Conflict Diamonds & The Kimberley Process
"Conflict Diamonds" means rough diamonds used by rebel movements or their allies to finance conflict aimed at undermining legitimate governments. - Kimberley Process Certification Scheme (KPCS)
Each year around US$12 billion of rough diamonds, mined from around the globe, are cut, polished and sold in a retail market worth nearly US$70 billion. The flow of transactions taking the diamonds from mine to market is known as 'the diamond industry pipeline'.
Australia is one of the world's largest producers of rough diamonds and is responsible for a large number of the diamonds sold into the pipeline each year. In 2006-07, Australia's exports of rough diamonds were $565 million.
During the 1990s, it became apparent that the industry pipeline was contaminated by diamonds - known as 'conflict diamonds' or 'blood diamonds' - that had been sold to finance African rebel movements. In response, the United Nations-backed Kimberley Process Certification Scheme was established to act as a worldwide certification scheme for rough diamonds.
The diamond trade affects the livelihoods of millions throughout the world. Unfortunately, a number of rebel movements in Africa exploited the nature of the diamond trade to finance their wars against legitimate governments and great hardship and misfortune was brought upon some of Africa's diamond-rich, but undeveloped, countries. The term 'conflict diamond' was popularised to describe the rough diamonds used to finance rebel groups. Angola, Sierra Leone, Liberia, Cote d'Ivoire (Ivory Coast) and the Democratic Republic of the Congo were all hurt by conflict diamonds.
The United Nations responded by placing embargoes on diamond exports from Angola, Sierra Leone and Liberia. Sanctions were introduced to stop countries accepting rough diamond imports from these countries that were not accompanied by a certificate confirming that the diamonds were mined legitimately and the proceeds from the sale were not being used to finance rebel activities. However, this export certification scheme was unsuccessful, as diamonds were being smuggled to neighbouring countries before being shipped to their destination.
While it was clear a certification scheme that applied to only a few countries could not work, it was thought that a scheme covering all diamond importing, exporting and producing countries could prove effective. This proposal, first aired in Kimberley, South Africa, gave rise to the Kimberley Process Certification Scheme - a joint initiative of governments, civil society and the diamond industry.

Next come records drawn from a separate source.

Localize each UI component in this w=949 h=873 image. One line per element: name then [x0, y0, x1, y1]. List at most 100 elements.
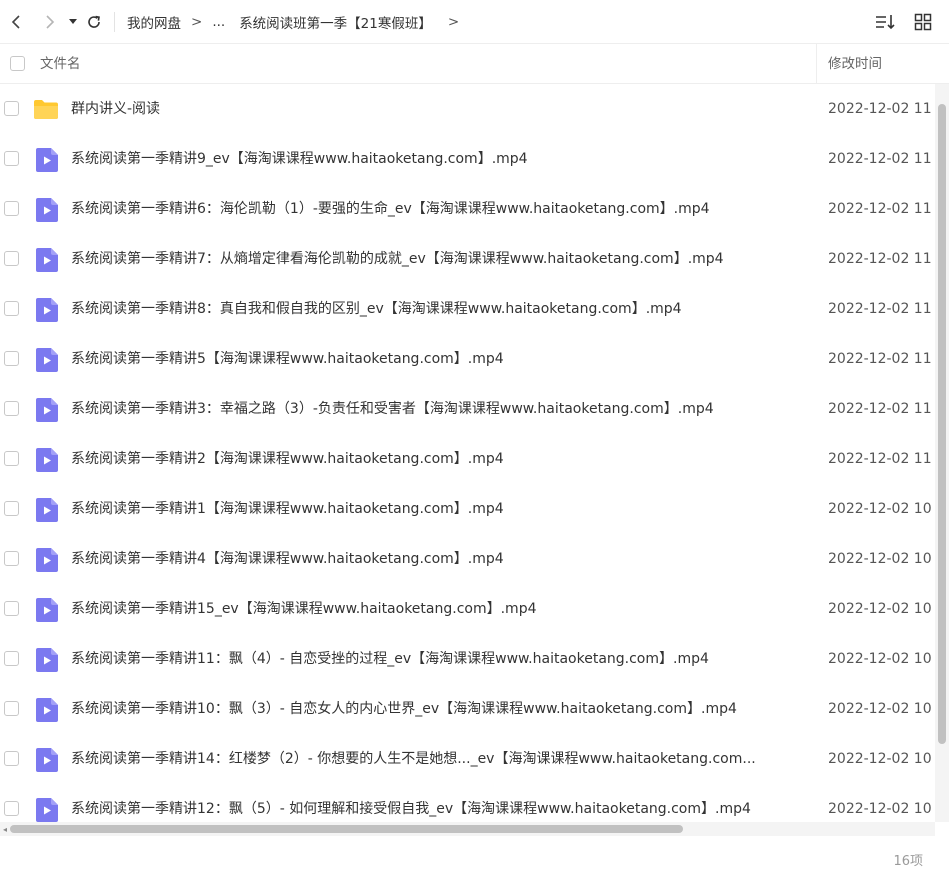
video-file-icon — [36, 548, 58, 572]
file-name[interactable]: 系统阅读第一季精讲10：飘（3）- 自恋女人的内心世界_ev【海淘课课程www.… — [71, 684, 737, 734]
row-checkbox[interactable] — [4, 401, 19, 416]
file-row[interactable]: 系统阅读第一季精讲11：飘（4）- 自恋受挫的过程_ev【海淘课课程www.ha… — [0, 634, 935, 684]
row-checkbox[interactable] — [4, 251, 19, 266]
column-divider[interactable] — [816, 44, 817, 84]
row-checkbox[interactable] — [4, 601, 19, 616]
file-row[interactable]: 系统阅读第一季精讲2【海淘课课程www.haitaoketang.com】.mp… — [0, 434, 935, 484]
history-dropdown-button[interactable] — [64, 0, 82, 44]
video-file-icon — [36, 198, 58, 222]
file-name[interactable]: 系统阅读第一季精讲5【海淘课课程www.haitaoketang.com】.mp… — [71, 334, 504, 384]
refresh-button[interactable] — [82, 0, 106, 44]
file-row[interactable]: 系统阅读第一季精讲9_ev【海淘课课程www.haitaoketang.com】… — [0, 134, 935, 184]
row-checkbox-cell — [4, 651, 19, 666]
file-modified-time: 2022-12-02 11 — [828, 151, 932, 167]
file-row[interactable]: 系统阅读第一季精讲6：海伦凯勒（1）-要强的生命_ev【海淘课课程www.hai… — [0, 184, 935, 234]
row-checkbox[interactable] — [4, 501, 19, 516]
file-name[interactable]: 系统阅读第一季精讲11：飘（4）- 自恋受挫的过程_ev【海淘课课程www.ha… — [71, 634, 709, 684]
row-checkbox-cell — [4, 551, 19, 566]
row-checkbox[interactable] — [4, 201, 19, 216]
video-file-icon — [36, 648, 58, 672]
breadcrumb-root[interactable]: 我的网盘 — [127, 12, 181, 32]
file-modified-time: 2022-12-02 11 — [828, 101, 932, 117]
row-checkbox[interactable] — [4, 301, 19, 316]
row-checkbox[interactable] — [4, 801, 19, 816]
video-file-icon — [36, 698, 58, 722]
row-checkbox-cell — [4, 401, 19, 416]
row-checkbox[interactable] — [4, 751, 19, 766]
row-checkbox[interactable] — [4, 351, 19, 366]
file-name[interactable]: 系统阅读第一季精讲2【海淘课课程www.haitaoketang.com】.mp… — [71, 434, 504, 484]
grid-view-icon — [914, 13, 932, 31]
breadcrumb-current[interactable]: 系统阅读班第一季【21寒假班】 — [239, 12, 432, 32]
breadcrumb-ellipsis[interactable]: ... — [212, 14, 225, 30]
row-checkbox[interactable] — [4, 551, 19, 566]
row-checkbox-cell — [4, 751, 19, 766]
view-tools — [873, 0, 935, 44]
breadcrumb-trailing-separator[interactable]: > — [448, 14, 459, 30]
vertical-scrollbar-thumb[interactable] — [938, 104, 946, 744]
row-checkbox[interactable] — [4, 651, 19, 666]
file-modified-time: 2022-12-02 10 — [828, 501, 932, 517]
video-file-icon — [36, 298, 58, 322]
scroll-left-arrow-icon[interactable]: ◂ — [0, 822, 10, 836]
row-checkbox-cell — [4, 251, 19, 266]
file-modified-time: 2022-12-02 10 — [828, 651, 932, 667]
file-modified-time: 2022-12-02 11 — [828, 301, 932, 317]
video-file-icon — [36, 748, 58, 772]
select-all-checkbox[interactable] — [9, 56, 25, 71]
row-checkbox-cell — [4, 451, 19, 466]
video-file-icon — [36, 148, 58, 172]
row-checkbox-cell — [4, 801, 19, 816]
row-checkbox-cell — [4, 701, 19, 716]
file-row[interactable]: 群内讲义-阅读 2022-12-02 11 — [0, 84, 935, 134]
file-row[interactable]: 系统阅读第一季精讲15_ev【海淘课课程www.haitaoketang.com… — [0, 584, 935, 634]
file-modified-time: 2022-12-02 10 — [828, 751, 932, 767]
item-count: 16项 — [893, 854, 923, 869]
column-time-header[interactable]: 修改时间 — [828, 44, 882, 84]
file-name[interactable]: 系统阅读第一季精讲12：飘（5）- 如何理解和接受假自我_ev【海淘课课程www… — [71, 784, 751, 822]
file-row[interactable]: 系统阅读第一季精讲5【海淘课课程www.haitaoketang.com】.mp… — [0, 334, 935, 384]
top-navigation-bar: 我的网盘 > ... 系统阅读班第一季【21寒假班】 > — [0, 0, 949, 44]
file-row[interactable]: 系统阅读第一季精讲12：飘（5）- 如何理解和接受假自我_ev【海淘课课程www… — [0, 784, 935, 822]
file-row[interactable]: 系统阅读第一季精讲10：飘（3）- 自恋女人的内心世界_ev【海淘课课程www.… — [0, 684, 935, 734]
file-row[interactable]: 系统阅读第一季精讲8：真自我和假自我的区别_ev【海淘课课程www.haitao… — [0, 284, 935, 334]
sort-icon — [876, 15, 895, 30]
breadcrumb-separator: > — [191, 13, 203, 30]
file-modified-time: 2022-12-02 10 — [828, 551, 932, 567]
grid-view-button[interactable] — [911, 10, 935, 34]
file-modified-time: 2022-12-02 11 — [828, 401, 932, 417]
select-all-cell — [0, 56, 30, 71]
file-modified-time: 2022-12-02 11 — [828, 201, 932, 217]
file-row[interactable]: 系统阅读第一季精讲3：幸福之路（3）-负责任和受害者【海淘课课程www.hait… — [0, 384, 935, 434]
column-name-header[interactable]: 文件名 — [40, 44, 81, 84]
sort-button[interactable] — [873, 10, 897, 34]
row-checkbox-cell — [4, 501, 19, 516]
file-name[interactable]: 群内讲义-阅读 — [71, 84, 160, 134]
row-checkbox[interactable] — [4, 701, 19, 716]
file-name[interactable]: 系统阅读第一季精讲3：幸福之路（3）-负责任和受害者【海淘课课程www.hait… — [71, 384, 714, 434]
back-button[interactable] — [2, 0, 30, 44]
file-name[interactable]: 系统阅读第一季精讲9_ev【海淘课课程www.haitaoketang.com】… — [71, 134, 528, 184]
row-checkbox[interactable] — [4, 101, 19, 116]
row-checkbox[interactable] — [4, 451, 19, 466]
horizontal-scrollbar[interactable]: ◂ — [0, 822, 935, 836]
file-name[interactable]: 系统阅读第一季精讲7：从熵增定律看海伦凯勒的成就_ev【海淘课课程www.hai… — [71, 234, 724, 284]
file-modified-time: 2022-12-02 10 — [828, 701, 932, 717]
file-row[interactable]: 系统阅读第一季精讲4【海淘课课程www.haitaoketang.com】.mp… — [0, 534, 935, 584]
horizontal-scrollbar-thumb[interactable] — [10, 825, 683, 833]
video-file-icon — [36, 498, 58, 522]
file-name[interactable]: 系统阅读第一季精讲14：红楼梦（2）- 你想要的人生不是她想..._ev【海淘课… — [71, 734, 756, 784]
vertical-scrollbar[interactable] — [935, 84, 949, 822]
video-file-icon — [36, 448, 58, 472]
forward-button[interactable] — [36, 0, 64, 44]
file-row[interactable]: 系统阅读第一季精讲7：从熵增定律看海伦凯勒的成就_ev【海淘课课程www.hai… — [0, 234, 935, 284]
file-name[interactable]: 系统阅读第一季精讲6：海伦凯勒（1）-要强的生命_ev【海淘课课程www.hai… — [71, 184, 710, 234]
file-row[interactable]: 系统阅读第一季精讲1【海淘课课程www.haitaoketang.com】.mp… — [0, 484, 935, 534]
file-name[interactable]: 系统阅读第一季精讲8：真自我和假自我的区别_ev【海淘课课程www.haitao… — [71, 284, 682, 334]
file-name[interactable]: 系统阅读第一季精讲1【海淘课课程www.haitaoketang.com】.mp… — [71, 484, 504, 534]
file-name[interactable]: 系统阅读第一季精讲15_ev【海淘课课程www.haitaoketang.com… — [71, 584, 537, 634]
row-checkbox-cell — [4, 301, 19, 316]
row-checkbox[interactable] — [4, 151, 19, 166]
file-name[interactable]: 系统阅读第一季精讲4【海淘课课程www.haitaoketang.com】.mp… — [71, 534, 504, 584]
file-row[interactable]: 系统阅读第一季精讲14：红楼梦（2）- 你想要的人生不是她想..._ev【海淘课… — [0, 734, 935, 784]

The KPCS asked rough diamond exporters to attach a Kimberley Process certificate to their export shipments which would be verified by the importing countries' authorities when received.
The KPCS was endorsed by the UN General Assembly (UNGA), which in 2000 declared its support for 'the implementation of the certification scheme as soon as possible, recognising the urgency of the situation from a humanitarian and security standpoint.' The KPCS was also supported by the UN Security Council (UNSC) through UNSC Resolution 1459 (2003).
The KPCS was officially launched by ministers in Interlaken, Switzerland in November 2002 and KPCS participants implemented the Scheme from the beginning of 2003. Australia is an original member of the KPCS.
Australia implements its KPCS obligations through customs legislation and regulations. Essentially, rough diamonds cannot be imported to, or exported from, Australia unless they are shipped in a tamper-resistant container accompanied by a Kimberley Process Certificate. The diamonds must be coming from, or on their way to, another KPCS participant country.
The KPCS requires participants to nominate importing and exporting authorities. In Australia, the Department of Industry, Tourism and Resources (DITR) has been designated as the export authority and the Australian Customs Service has been designated the import authority. Responsibility for the overall implementation of the KPCS in Australia lies with the Department of Foreign Affairs and Trade.
The Australian Government considers that the KPCS, in conjunction with other international efforts, has contributed to building peace in areas of long-standing conflict in Africa. The KPCS has enabled Australia to contribute to the development of a legitimate and sustainable worldwide trading regime in rough diamonds that includes Africa's many diamond-producing nations. The KPCS has resulted in more 'official' diamond exports and, consequently, higher government revenue for countries previously blighted by conflict diamonds. This helps construct sustainable peace.